What it's really like having a mentor - Amin's story
As part of Youth Mentoring Week (23 - 29 October), we'll be sharing stories from our mentors and hear what it's like from a young person's perspective.
We sat down with Amin, a young man from the Ladder program, to find out what it's really like being mentored.
- How long have you known your mentor for?
Not sure – we’re good friends now so it’s hard to tell. It could’ve been forever!
- What did you first think when you heard about mentoring?
I was sceptical about it and not too sure. I already knew what I was doing and wasn’t sure what a mentor would do for me. The Ladder program manager asked me to give it a try, as he thought I’d click with Andrew. I thought ‘I’ll just see what happens’.
- What was it like when you first met your mentor and how is that different to now?
As soon as we met, I thought it would work because it wasn’t unnatural at all. We had an instant and natural connection. We know each other better now, but it was easy straight away.
- What do you like about your mentor?
He’s cool, a fun guy. We connect on certain things. We get each other’s sense of humour and find each other funny. We just have a natural connection. I would say we have a “bro-ship”, with a special handshake that we do and everything!
- What do you do together (activities, talk etc)?

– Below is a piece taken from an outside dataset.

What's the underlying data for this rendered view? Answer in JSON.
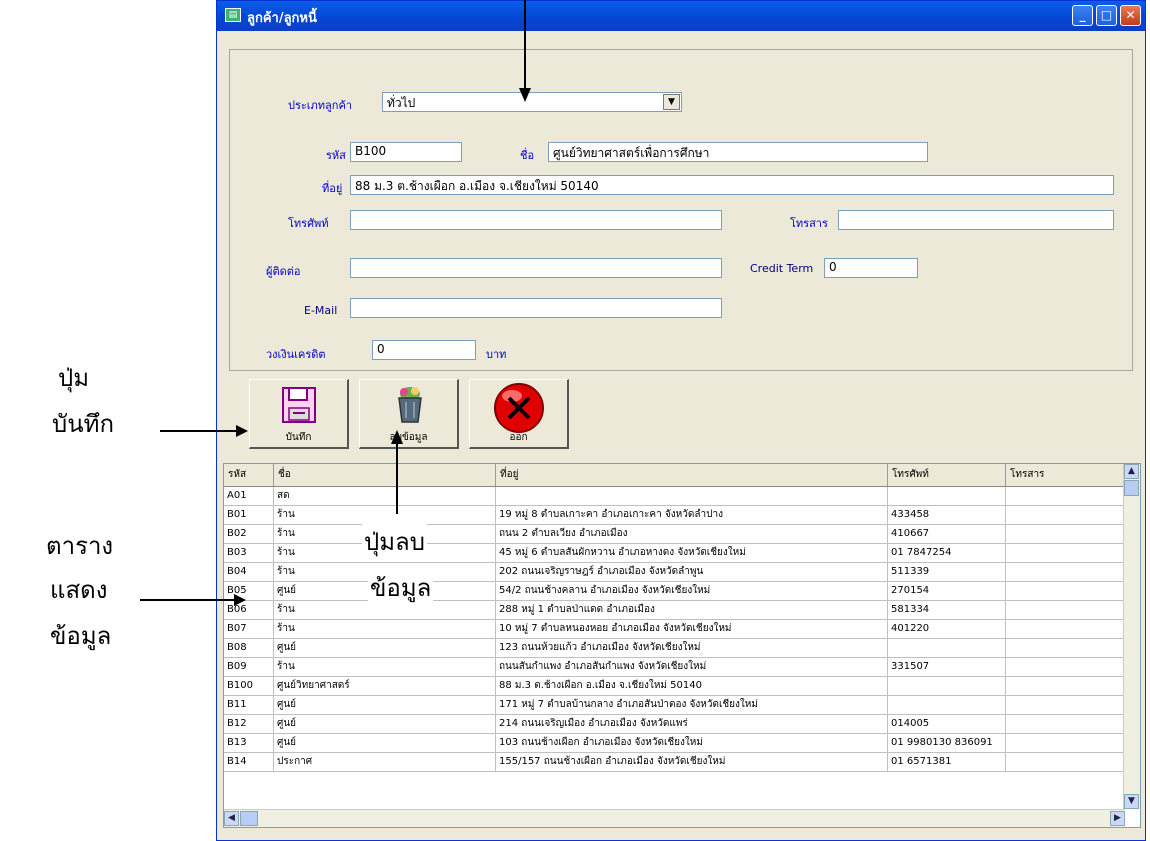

At the moment, we’re doing a lot of driving lessons together as I am trying to get my hours up for my Ps. But we chat while we’re driving. I don’t think about ‘what am I getting out of this?’. I’m just enjoying myself!
- What are the good things about having a mentor?
Friendship. Andrew’s already got a career, connections and been through a lot of stuff already. If you’re not sure how to go about something, a mentor can really help you out. [They're] like a friend. Someone who gives it to you straight.
- What’s hard about having a mentor?
Nothing is hard about it for me. Like I said, we had a natural connection. The first time we met, we went for a walk and shared personal things straight away with each other.
- How has your mentor helped you achieve your goals?
It’s been great to get my driving hours up. Andrew will have contributed a great amount to that achievement, once I get my Ps.
He’s consistent. I consider him a friend. He’s there and provides a really positive energy. He cares about me and supports me to do things I wouldn’t otherwise do if not for his friendship.
- What have you taught your mentor?
General random stuff. A bit about languages and different cultures as this is an interest of mine that I’ve shared. We’ve shared our dreams of travelling, the places we want to go, things we want to see. I taught him skateboarding, on my long board. I can go on a bit when I am passionate about something, so I talked a lot about how to do it and special tricks you can do. Andrew was actually pretty good!
- What’s your favourite memory or story about your time with your mentor?
One time we were going to go for a 3 hour drive but then the car wouldn’t start. It turned out the starter motor had died. We didn’t get to do the drive but we had a great time hanging out, waiting for the RAA and then the tow truck just chatting, joking, and doing different accents. We went and had lunch and it was really fun just hanging out.
- What would you say to other young people who are considering getting a mentor?
Depends on your character. If you don’t want to be that open with others it might be easier to have a more formal mentor relationship.
If it’s a friendship like what I have with Andrew, it’s much better. You’ve got to be open minded, be open to a new type of friend, someone who’s already been through certain stages that you’ve not. You could get a lot out of it if you think of them as friend in this way.
People have to earn my respect. I have respect for Andrew because he has a really positive energy. My friendship with him is pretty unique – it’s relaxed and I just have fun hanging out. I don’t have that same friendship with anyone else.